Cornish tourism ban could cost local economy £2.4bn, business sector claims
The lockdown and restrictions on travelling to second homes has concerned the hospitality and retail sectors in the South West peninsular.
The tourism ban triggered by the coronavirus outbreak will leave Cornwall’s retail sector in tatters, costing the local economy up to £2.4 billion this year, business leaders have warned.
Tourism bosses in the South West peninsular and other popular holiday destinations joined politicians in taking the unprecedented step last week of urging travellers and day-trippers to stay away amid concerns over the spread of Covid-19.
In Cornwall, business leaders were originally anticipating a bumper year for tourists, with green tourism driving a greater number of domestic holidaymakers to the South West.
However, the Government’s decision to enforce a lockdown on homes across the country, initially until the end of Easter, has left many small businesses in Cornwall facing the prospect of going bust before they can reopen.
Kim Conchie, chief executive of Cornwall Chamber of Commerce, told the PA news agency there is “no way” many businesses will survive the summer, with some already closing and others “fighting for every pound”.
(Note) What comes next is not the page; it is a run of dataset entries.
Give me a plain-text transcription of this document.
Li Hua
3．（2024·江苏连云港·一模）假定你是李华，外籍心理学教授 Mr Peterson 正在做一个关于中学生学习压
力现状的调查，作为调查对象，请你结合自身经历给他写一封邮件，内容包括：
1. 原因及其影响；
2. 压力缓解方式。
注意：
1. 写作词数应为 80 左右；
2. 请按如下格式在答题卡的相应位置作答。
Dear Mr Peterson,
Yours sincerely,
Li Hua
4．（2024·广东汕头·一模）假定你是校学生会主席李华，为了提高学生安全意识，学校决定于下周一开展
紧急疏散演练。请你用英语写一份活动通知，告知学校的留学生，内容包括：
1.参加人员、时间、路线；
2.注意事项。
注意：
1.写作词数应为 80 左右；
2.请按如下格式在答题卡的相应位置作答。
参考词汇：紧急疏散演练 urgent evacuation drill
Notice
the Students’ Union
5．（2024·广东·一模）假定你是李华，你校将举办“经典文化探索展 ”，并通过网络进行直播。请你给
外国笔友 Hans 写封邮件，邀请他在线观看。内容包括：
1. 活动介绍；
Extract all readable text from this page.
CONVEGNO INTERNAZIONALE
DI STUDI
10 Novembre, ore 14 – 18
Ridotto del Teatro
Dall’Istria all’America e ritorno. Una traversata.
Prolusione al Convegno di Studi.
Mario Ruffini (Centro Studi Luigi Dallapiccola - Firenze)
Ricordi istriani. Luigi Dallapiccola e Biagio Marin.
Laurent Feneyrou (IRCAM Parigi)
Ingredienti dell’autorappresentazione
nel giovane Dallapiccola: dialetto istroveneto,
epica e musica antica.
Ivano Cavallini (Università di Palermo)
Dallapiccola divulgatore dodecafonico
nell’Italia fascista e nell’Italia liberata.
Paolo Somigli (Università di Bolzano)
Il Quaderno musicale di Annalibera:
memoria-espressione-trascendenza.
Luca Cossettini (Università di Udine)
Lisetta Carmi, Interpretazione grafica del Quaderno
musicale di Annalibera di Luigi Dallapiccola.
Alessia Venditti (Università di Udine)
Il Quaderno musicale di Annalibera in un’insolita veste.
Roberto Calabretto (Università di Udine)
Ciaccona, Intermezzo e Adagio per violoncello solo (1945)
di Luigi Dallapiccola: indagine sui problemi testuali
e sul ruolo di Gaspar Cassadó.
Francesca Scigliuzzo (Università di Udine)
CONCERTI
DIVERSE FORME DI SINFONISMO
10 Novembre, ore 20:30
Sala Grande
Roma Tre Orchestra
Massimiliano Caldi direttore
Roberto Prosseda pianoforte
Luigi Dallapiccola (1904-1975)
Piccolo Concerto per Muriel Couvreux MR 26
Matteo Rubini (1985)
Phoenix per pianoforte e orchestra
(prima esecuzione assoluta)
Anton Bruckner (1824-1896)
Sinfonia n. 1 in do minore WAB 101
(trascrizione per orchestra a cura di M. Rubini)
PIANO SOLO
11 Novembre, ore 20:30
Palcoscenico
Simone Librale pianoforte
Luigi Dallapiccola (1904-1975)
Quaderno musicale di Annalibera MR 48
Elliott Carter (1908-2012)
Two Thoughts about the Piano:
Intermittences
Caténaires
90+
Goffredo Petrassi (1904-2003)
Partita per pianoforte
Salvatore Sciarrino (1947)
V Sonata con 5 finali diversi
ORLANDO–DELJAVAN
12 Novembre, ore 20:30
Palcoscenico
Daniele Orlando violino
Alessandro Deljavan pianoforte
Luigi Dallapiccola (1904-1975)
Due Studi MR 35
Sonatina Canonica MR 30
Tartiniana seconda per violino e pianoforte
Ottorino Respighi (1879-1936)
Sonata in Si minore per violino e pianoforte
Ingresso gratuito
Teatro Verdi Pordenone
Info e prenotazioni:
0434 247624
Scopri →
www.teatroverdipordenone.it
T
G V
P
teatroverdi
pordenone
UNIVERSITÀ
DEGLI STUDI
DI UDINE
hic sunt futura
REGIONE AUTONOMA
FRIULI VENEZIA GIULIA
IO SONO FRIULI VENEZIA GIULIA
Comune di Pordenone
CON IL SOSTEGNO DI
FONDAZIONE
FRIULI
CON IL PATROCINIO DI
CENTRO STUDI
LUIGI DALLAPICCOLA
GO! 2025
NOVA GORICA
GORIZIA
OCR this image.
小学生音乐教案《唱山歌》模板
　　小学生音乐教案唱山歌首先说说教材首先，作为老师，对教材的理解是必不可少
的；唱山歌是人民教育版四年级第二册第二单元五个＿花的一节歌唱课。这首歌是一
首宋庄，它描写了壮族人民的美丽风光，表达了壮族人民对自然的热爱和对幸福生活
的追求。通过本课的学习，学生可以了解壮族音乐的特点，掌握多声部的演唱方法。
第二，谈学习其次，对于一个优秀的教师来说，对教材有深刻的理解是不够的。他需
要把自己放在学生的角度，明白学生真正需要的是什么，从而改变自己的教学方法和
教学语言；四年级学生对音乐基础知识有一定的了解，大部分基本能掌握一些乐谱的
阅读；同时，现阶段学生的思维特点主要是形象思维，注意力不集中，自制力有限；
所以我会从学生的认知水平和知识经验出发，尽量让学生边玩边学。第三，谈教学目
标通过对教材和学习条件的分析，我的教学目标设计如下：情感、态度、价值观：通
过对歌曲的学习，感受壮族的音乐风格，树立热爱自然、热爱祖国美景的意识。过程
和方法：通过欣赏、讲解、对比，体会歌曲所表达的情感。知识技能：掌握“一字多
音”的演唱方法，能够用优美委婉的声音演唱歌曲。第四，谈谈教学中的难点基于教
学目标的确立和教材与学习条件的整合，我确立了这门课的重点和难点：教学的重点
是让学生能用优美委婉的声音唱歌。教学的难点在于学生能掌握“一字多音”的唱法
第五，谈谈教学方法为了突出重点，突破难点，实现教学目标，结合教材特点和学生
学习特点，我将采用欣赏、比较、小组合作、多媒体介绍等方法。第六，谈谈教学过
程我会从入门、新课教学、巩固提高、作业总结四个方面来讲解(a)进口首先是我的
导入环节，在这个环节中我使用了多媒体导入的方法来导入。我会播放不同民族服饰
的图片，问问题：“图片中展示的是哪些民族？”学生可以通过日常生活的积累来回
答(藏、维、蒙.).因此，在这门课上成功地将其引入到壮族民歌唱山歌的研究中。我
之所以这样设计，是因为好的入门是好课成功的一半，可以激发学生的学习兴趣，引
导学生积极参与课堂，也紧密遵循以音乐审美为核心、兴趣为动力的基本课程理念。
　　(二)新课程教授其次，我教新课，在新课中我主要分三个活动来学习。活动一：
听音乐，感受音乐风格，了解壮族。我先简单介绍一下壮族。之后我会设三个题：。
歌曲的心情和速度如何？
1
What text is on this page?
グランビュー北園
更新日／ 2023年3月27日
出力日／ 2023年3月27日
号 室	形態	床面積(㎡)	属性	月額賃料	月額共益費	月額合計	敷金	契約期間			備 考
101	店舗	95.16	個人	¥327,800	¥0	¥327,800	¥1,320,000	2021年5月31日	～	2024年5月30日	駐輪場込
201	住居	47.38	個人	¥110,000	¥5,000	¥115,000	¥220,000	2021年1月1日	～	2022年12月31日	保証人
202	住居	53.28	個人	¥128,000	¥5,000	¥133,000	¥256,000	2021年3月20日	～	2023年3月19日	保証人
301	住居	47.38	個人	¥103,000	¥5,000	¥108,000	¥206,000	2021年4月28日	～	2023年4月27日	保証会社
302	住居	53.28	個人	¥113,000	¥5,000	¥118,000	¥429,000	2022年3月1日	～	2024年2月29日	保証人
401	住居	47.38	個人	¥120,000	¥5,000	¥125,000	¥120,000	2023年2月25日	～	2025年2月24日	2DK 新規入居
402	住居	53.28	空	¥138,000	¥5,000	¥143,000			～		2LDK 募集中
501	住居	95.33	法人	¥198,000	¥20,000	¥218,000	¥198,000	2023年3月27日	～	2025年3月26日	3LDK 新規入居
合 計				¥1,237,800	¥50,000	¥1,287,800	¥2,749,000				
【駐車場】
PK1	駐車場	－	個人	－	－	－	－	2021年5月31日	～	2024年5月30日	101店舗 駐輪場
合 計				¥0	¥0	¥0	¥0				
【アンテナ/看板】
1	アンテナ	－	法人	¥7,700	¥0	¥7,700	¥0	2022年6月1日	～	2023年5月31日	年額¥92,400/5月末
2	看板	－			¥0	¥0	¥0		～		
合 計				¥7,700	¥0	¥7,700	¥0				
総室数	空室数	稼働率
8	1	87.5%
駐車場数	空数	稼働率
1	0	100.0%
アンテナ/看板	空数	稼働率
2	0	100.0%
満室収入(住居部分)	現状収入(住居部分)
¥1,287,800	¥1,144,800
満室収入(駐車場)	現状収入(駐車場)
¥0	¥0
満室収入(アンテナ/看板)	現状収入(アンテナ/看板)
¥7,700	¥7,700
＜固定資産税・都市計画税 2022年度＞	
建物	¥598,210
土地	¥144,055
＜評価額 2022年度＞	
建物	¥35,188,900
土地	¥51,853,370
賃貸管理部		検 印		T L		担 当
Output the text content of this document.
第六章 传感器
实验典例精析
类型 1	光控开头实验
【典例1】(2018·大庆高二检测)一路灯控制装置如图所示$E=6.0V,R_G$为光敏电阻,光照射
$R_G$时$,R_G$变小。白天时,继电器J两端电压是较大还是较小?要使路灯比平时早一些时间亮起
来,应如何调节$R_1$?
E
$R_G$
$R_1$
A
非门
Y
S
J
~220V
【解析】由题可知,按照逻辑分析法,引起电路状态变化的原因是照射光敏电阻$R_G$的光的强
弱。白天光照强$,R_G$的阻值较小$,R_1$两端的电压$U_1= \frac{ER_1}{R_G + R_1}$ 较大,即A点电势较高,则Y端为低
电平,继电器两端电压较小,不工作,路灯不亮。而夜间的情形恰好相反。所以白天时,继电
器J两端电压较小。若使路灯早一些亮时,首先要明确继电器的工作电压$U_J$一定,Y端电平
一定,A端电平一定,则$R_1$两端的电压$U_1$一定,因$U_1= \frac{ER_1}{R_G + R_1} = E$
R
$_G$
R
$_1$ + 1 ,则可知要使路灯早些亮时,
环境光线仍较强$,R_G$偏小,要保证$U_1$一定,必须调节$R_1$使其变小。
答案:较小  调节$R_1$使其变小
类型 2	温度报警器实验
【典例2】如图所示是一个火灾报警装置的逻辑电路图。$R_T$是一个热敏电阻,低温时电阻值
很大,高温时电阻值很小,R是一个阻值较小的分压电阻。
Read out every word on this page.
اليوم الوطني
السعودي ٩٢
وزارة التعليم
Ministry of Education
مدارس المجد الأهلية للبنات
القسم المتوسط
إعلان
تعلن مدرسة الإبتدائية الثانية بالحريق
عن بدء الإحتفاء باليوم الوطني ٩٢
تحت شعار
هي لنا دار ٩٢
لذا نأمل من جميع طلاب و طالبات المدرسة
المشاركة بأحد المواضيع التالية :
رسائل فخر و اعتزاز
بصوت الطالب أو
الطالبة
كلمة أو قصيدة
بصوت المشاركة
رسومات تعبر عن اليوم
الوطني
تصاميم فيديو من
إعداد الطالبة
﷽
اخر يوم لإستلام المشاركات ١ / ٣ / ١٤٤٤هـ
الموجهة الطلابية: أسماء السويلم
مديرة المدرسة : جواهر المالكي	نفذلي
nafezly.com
He said: “Tourism is 25%-28% of gross value added of Cornwall, and the visitor economy could be as much as £2.4 billion over the year. If people aren’t allowed to come, that money will be lost.
“That is hard to see how that doesn’t have a really bad long-term impact.”
He said business leaders are looking at a recovery plan for when the “darkest days are over”, but added: “There’s a sort of begrudging acceptance that perhaps the only way forward is to put tourism on hold.
“But this will be the end of many businesses in hospitality and retail.
“Retail is on its knees at the moment and ‘zombie’ businesses have been hanging on by a wire.
“If the summer is lost then hundreds of retail businesses will just disappear. There’s no way they can survive.”
Mr Conchie said the long, wet winter had been bleak for some Cornish traders, leaving them in need of a good Easter to provide a financial boost.
Many were hoping that the so-called “Poldark effect” would provide another fillip, after the Cornish-based BBC series drew hordes of fans to the area.
Others, such as hotels, had invested savings in a low-season redevelopment – meaning they have nothing in reserve to keep them going over the forthcoming quiet period.
The coronavirus outbreak has also forced key visitor attractions such as the Eden Project to close its doors.
Mr Conchie praised Chancellor Rishi Sunak’s pledge to cover 80% of the wages of staff businesses kept on their payrolls.
But he said confusion remains over how it will affect the self-employed and seasonal workers.
He said: “Small and micro businesses aren’t used to dealing with Government.
“It’s an incredibly worrying time. There’ll be many hundreds of businesses in Cornwall that can’t even see a week; they will have been looking forward to Easter and breathing a sigh of relief.
“There will inevitably be an upturn so that when the time comes we can get cracking again.
“The geographical benefits will always be there, but it’s hard to see how thousands of small Cornish businesses will survive.”
Mr Conchie also urged the Government to come up with a formula for health and social care funding across the UK, similar to the E111 scheme in Europe, “which reflects the number of people who are using the facilities not just the council tax payers who, in Cornwall’s case for example, are already paying unfair amounts for policing, sewerage etc in addition to providing healthcare for visitors”.
He added: “A robust mixed economy of which some 25% is reliant on tourism needs some safety nets in place in our infrastructure that small businesses cannot carry the financial burden for, over and above the business rates they’re already contributing.
“We may be at a seminal moment in business and travel where people don’t want to go abroad.
“There could be a benefit to Cornwall that we were hoping for this year that we may see in future years.
“For the individual hotels that survive there will be a huge desire to manage Cornwall as the clean, green, environmentally sensible thing to do.
“Let’s hope there’s enough still in business.”